Does anyone have experience with the estimating tools built into BIM programs such as Revit?


----------



## KennMacMoragh (Sep 16, 2008)

I looked at Xactimate at one of their boths in a conference. It looked really easy to use, but still had a few downsides. The reports were not as clean looking as the ones ELMS puts out, which is the program I am using now. And there is no networking built into Xactimate, it is strictly hard drive based. There are a few other programs which have forms of networking built into them, which can be a nice convenience when you are away.


----------



## Alska101 (Dec 31, 2008)

http://www.meanscostworks.com/promo...1&pCode=1000&gclid=CLyghPGvl60CFcYbQgodMjbImQ

anyone use this and is it ant good?


----------



## griz (Nov 26, 2009)

Pencil, paper, set of plans, scale....spec book if supplied:thumbsup:

If you blow it no one else to blame...:whistling

Why does it seem that more guys are looking for the easy way out...

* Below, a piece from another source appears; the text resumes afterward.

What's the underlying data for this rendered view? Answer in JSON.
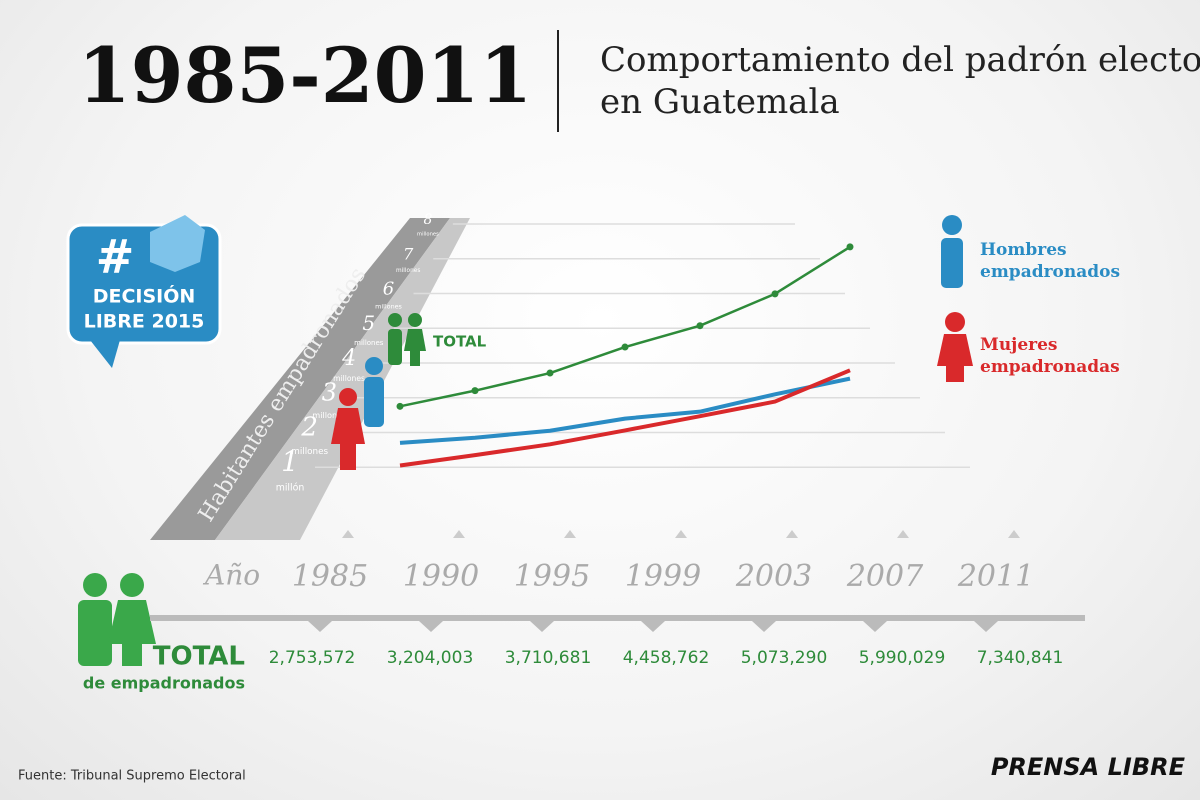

Can't do it, don't want to. ...lazy...WTF....:no:


----------



## jcarosello (Dec 15, 2011)

*Don't know your budget...*

But ProContractorMX Estimating (Maxwell Systems) starts around $4K and can save you $$$ with accurate and faster bids! Check it out. 

http://www.maxwellsystems.com/products/estimating/procontractormx


----------



## hilldawg (Aug 18, 2011)

If you're doing insurance work then you'll HAVE to use Xactimate. Its industry standard. The program I use now has an estimating module which is pretty decent. Its customizable enough that I was able to fit it to my needs


----------



## KennMacMoragh (Sep 16, 2008)

griz said:


> Pencil, paper, set of plans, scale....spec book if supplied:thumbsup:
> 
> If you blow it no one else to blame...:whistling
> 
> ...


Well, you have an oven don't you? Why not rub two sticks together? Why look for the easy way out?  Use technology, it brings convenience.


----------



## Zendik (Sep 18, 2005)

krollcorp.ca said:


> Does anyone have experience with the estimating tools built into BIM programs such as Revit?


Yes.
You have to build the project in Revit in order for it to work. 
Just having the drawings won't get it done.
You have to get the drawings into AutoCad, scale it right then import them into Revit. After that you have to assemble your different wall types and start building the project.

Vue360 is a better way.
You open the PDFs of the drawings, set up your scale and start lining out your walls. You can create layers that represent your different wall types and everything gets spit out in an Excel spreadsheet that you can compile into a material count.
Best thing is its free.
http://www.thebluebook.com/view-markup-takeoff/


----------



## DecksEtc (Oct 27, 2004)

griz said:


> Pencil, paper, set of plans, scale....spec book if supplied:thumbsup:
> 
> If you blow it no one else to blame...:whistling
> 
> ...


Some people have to do more than 1 quote a week...


----------



## larryb (May 23, 2008)

I designed my own in Excel - primarily for exterior work though - and ins repairs (which is what XM8 was designed for).

3RStimax TM


----------